Jesús Reyes Heroles
Columnista invitado
Autoridades repiten incansablemente que la depreciación del peso no ha incidido en la inflación. Más aún, algunas afirman que no permitirán que eso suceda. La sociedad está sorprendida por la situación y atónita con el planteamiento de la Procuraduría Federal del Consumidor. Por lógica económica es inevitable que una devaluación prolongada del peso, un tipo de cambio más alto, tarde o temprano incida en los precios, si bien algunos factores pueden retrasar y/o atenuar dicho impacto.
Lo que no es razonable es suponer que no va a suceder, y mucho menos que se evitará con un “operativo a nivel nacional que permita controlar el incremento de precios injustificado”.
A partir de septiembre de 2014 el tipo de cambio nominal aumentó de 13.2 a 17.1 pesos por dólar, un incremento nominal de 29.5 por ciento. En tanto, durante el mismo periodo, los precios al consumidor aumentaron sólo 2.1 por ciento, esto es, una diferencia de 27.4 por ciento entre ambos. El último dato del Índice Nacional de Precios al Consumidor (INPC) indica que la inflación anual de la primera quincena de agosto fue la más baja de la historia (2.6 por ciento). Ésa es la información que da lugar a la afirmación de que el tipo de cambio no ha afectado los precios.
Entre los factores atenuantes que explican ese resultado se encuentran una disminución del precio del gas natural y que el precio de los combustibles no ha sufrido modificación desde enero. Ambos factores contribuyeron a una disminución de las tarifas eléctricas. También inhibe y retrasa el alza de precios una economía que crece a tasas muy bajas, y genera un creciente desempleo. Por lo pronto, en el corto plazo los salarios han observado un ligero aumento real.
Sin embargo, el efecto de la devaluación del peso ya se observa en los precios al productor, si de éstos se sustrae el efecto del petróleo. Quizá el componente de mayor interés del Índice Nacional de Precios al Productor (INPP) es el que se refiere a las industrias manufactureras, que aumenta a tasas cercanas a cinco por ciento (4.8 por ciento en julio) o aún más, si se atiende el componente de mercancías manufactureras para uso final, cuya tasa anual fue 6.7 por ciento en julio.
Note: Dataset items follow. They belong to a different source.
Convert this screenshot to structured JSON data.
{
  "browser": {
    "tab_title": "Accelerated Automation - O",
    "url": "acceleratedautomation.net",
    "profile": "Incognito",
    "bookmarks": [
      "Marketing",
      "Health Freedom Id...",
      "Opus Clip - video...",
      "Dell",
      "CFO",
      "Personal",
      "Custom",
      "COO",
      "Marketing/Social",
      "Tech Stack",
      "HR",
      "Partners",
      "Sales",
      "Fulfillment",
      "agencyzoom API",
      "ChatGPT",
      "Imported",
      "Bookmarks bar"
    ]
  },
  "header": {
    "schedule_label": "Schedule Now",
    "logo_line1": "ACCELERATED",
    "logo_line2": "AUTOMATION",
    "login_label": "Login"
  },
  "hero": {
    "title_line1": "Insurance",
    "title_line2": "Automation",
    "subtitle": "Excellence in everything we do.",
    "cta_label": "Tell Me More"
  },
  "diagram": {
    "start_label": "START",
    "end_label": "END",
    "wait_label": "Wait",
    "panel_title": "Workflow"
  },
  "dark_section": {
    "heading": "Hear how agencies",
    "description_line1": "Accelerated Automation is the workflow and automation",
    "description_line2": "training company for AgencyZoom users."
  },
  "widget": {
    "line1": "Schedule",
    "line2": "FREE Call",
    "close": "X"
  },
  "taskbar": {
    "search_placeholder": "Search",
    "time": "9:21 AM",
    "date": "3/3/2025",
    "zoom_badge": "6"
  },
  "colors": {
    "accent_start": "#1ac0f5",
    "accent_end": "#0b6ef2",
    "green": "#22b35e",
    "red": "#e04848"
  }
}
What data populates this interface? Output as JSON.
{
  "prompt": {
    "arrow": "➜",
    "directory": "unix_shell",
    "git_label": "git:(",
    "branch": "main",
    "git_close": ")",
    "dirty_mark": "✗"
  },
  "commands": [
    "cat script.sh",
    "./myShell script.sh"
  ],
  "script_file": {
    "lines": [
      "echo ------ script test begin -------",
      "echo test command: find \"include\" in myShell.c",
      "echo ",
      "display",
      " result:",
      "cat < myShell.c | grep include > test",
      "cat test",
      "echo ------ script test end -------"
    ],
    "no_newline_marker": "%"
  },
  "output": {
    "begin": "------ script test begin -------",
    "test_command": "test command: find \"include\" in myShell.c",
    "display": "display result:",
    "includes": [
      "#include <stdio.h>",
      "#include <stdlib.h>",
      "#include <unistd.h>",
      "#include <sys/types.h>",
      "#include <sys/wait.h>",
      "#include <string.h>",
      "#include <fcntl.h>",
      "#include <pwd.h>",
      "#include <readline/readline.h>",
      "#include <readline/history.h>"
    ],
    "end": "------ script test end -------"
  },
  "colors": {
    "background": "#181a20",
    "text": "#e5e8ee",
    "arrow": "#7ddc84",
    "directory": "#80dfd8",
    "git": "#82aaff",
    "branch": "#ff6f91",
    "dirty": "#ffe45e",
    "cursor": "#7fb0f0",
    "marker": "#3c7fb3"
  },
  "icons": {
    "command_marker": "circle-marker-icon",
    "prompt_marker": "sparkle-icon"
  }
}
Este indicador también se incrementó en 2008, cuando a partir de abril los precios comenzaron a aumentar.
El asunto no es si un aumento sostenido del tipo de cambio peso/dólar va a incidir sobre la inflación, sino cuándo y cuánto. Por tanto, es importante anticipar las implicaciones correspondientes, en especial sobre las finanzas públicas. Por una parte, está el impacto sobre las compras de bienes y servicios por parte del sector público, que coincidirá con la disminución que traerá el presupuesto de austeridad que se prepara. Por otra, está el impacto que una inflación más alta tendrá, tarde o temprano, sobre las tasas nominales de interés y, éstas sobre un mayor servicio de la deuda pública.
Por último, está la incógnita de cómo manejará el gobierno la apertura en materia de gasolinas. La reforma energética establece que la libre importación de gasolinas y diésel será hasta enero de 2017. También señala que el precio máximo de esos bienes estará determinado por la Secretaría de Hacienda hasta cuando mucho enero de 2018; esto representa una oportunidad para que, en caso necesario, el gobierno utilice, como expediente antiinflacionario, reducir el precio máximo de las gasolinas antes, a pesar de su impacto negativo sobre los ingresos del erario público.
La evidencia sobre el comportamiento reciente del tipo de cambio y la inflación plantea múltiples interrogantes sobre el mecanismo de transmisión entre ambos. No se está repitiendo la misma intensidad y velocidad de repercusión del mayor tipo de cambio sobre la inflación, lo que requiere atención. Entre más rápido se identifique cómo ha cambiado dicho mecanismo, mejor, ya que la política macroeconómica podrá ajustarse para minimizar el inevitable impacto negativo que vendrá con una mayor inflación.